There are different scenarios when it comes to appraising a home with a converted garage.

First, I would look at it to see if there are any structural changes.

I have seen people remove the garage door completely, add walls inside, or even add sliding doors.

Next, I would see if the owner pulled permits and hired a professional to do the conversion.

Third, I would look to see if this kind of conversion is typical for the area.

Finally, if the garage were now the second unit, I would make sure that it is legal.

Now, when it comes to the value…

The majority of the time, I will give the value to the converted garage as if it were still a garage.

That is to say unless you took the garage door off.

To have the garage conversion count as “living space”:

It would have to be permitted, completed by a professional, and be somewhat typical for the area.

If it follows the rules above and it was converted to a legal second unit, then I would most likely value it as a duplex.

If the garage is attached to the house and was converted illegally, then I would just value it as a garage.

If it is an illegal conversion, has no garage door, and is total crap, then I would value it as a storage space.
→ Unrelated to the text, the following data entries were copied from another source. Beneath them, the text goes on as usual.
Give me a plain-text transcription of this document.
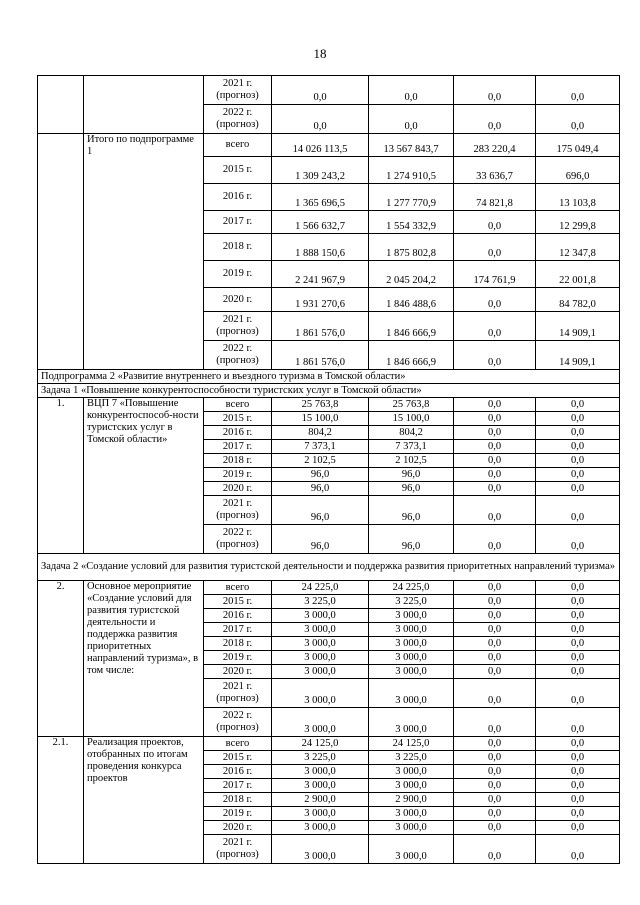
18
		2021 г. (прогноз)	0,0	0,0	0,0	0,0
		2022 г. (прогноз)	0,0	0,0	0,0	0,0
	Итого по подпрограмме 1	всего	14 026 113,5	13 567 843,7	283 220,4	175 049,4
		2015 г.	1 309 243,2	1 274 910,5	33 636,7	696,0
		2016 г.	1 365 696,5	1 277 770,9	74 821,8	13 103,8
		2017 г.	1 566 632,7	1 554 332,9	0,0	12 299,8
		2018 г.	1 888 150,6	1 875 802,8	0,0	12 347,8
		2019 г.	2 241 967,9	2 045 204,2	174 761,9	22 001,8
		2020 г.	1 931 270,6	1 846 488,6	0,0	84 782,0
		2021 г. (прогноз)	1 861 576,0	1 846 666,9	0,0	14 909,1
		2022 г. (прогноз)	1 861 576,0	1 846 666,9	0,0	14 909,1
Подпрограмма 2 «Развитие внутреннего и въездного туризма в Томской области»						
Задача 1 «Повышение конкурентоспособности туристских услуг в Томской области»						
1.	ВЦП 7 «Повышение конкурентоспособ-ности туристских услуг в Томской области»	всего	25 763,8	25 763,8	0,0	0,0
		2015 г.	15 100,0	15 100,0	0,0	0,0
		2016 г.	804,2	804,2	0,0	0,0
		2017 г.	7 373,1	7 373,1	0,0	0,0
		2018 г.	2 102,5	2 102,5	0,0	0,0
		2019 г.	96,0	96,0	0,0	0,0
		2020 г.	96,0	96,0	0,0	0,0
		2021 г. (прогноз)	96,0	96,0	0,0	0,0
		2022 г. (прогноз)	96,0	96,0	0,0	0,0
Задача 2 «Создание условий для развития туристской деятельности и поддержка развития приоритетных направлений туризма»						
2.	Основное мероприятие «Создание условий для развития туристской деятельности и поддержка развития приоритетных направлений туризма», в том числе:	всего	24 225,0	24 225,0	0,0	0,0
		2015 г.	3 225,0	3 225,0	0,0	0,0
		2016 г.	3 000,0	3 000,0	0,0	0,0
		2017 г.	3 000,0	3 000,0	0,0	0,0
		2018 г.	3 000,0	3 000,0	0,0	0,0
		2019 г.	3 000,0	3 000,0	0,0	0,0
		2020 г.	3 000,0	3 000,0	0,0	0,0
		2021 г. (прогноз)	3 000,0	3 000,0	0,0	0,0
		2022 г. (прогноз)	3 000,0	3 000,0	0,0	0,0
2.1.	Реализация проектов, отобранных по итогам проведения конкурса проектов	всего	24 125,0	24 125,0	0,0	0,0
		2015 г.	3 225,0	3 225,0	0,0	0,0
		2016 г.	3 000,0	3 000,0	0,0	0,0
		2017 г.	3 000,0	3 000,0	0,0	0,0
		2018 г.	2 900,0	2 900,0	0,0	0,0
		2019 г.	3 000,0	3 000,0	0,0	0,0
		2020 г.	3 000,0	3 000,0	0,0	0,0
		2021 г. (прогноз)	3 000,0	3 000,0	0,0	0,0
There are so many different scenarios that it’s impossible to list them all here.

Unless it has permits and was done professionally, it will most likely appraise as a garage.

Austin Fernald

Austin Fernald is a California certified residential appraiser and the founder of Realvals. He writes about the Bay Area real estate market, as well as the real estate appraisal industry as a whole.

2 thoughts on “How do you count the value of a converted garage when appraising a home?”

  1. I have found this in my area too Austin. Sellers usually do not understand how this type of improvement is valued so they waste a lot of money in the conversion when they will not get it back when they sell or when they get a refinance and expect their home to appraise for a higher amount.

    • Yep! I can understand the desire if they plan on living there forever and never getting it refinanced, but otherwise it doesn’t make any sense.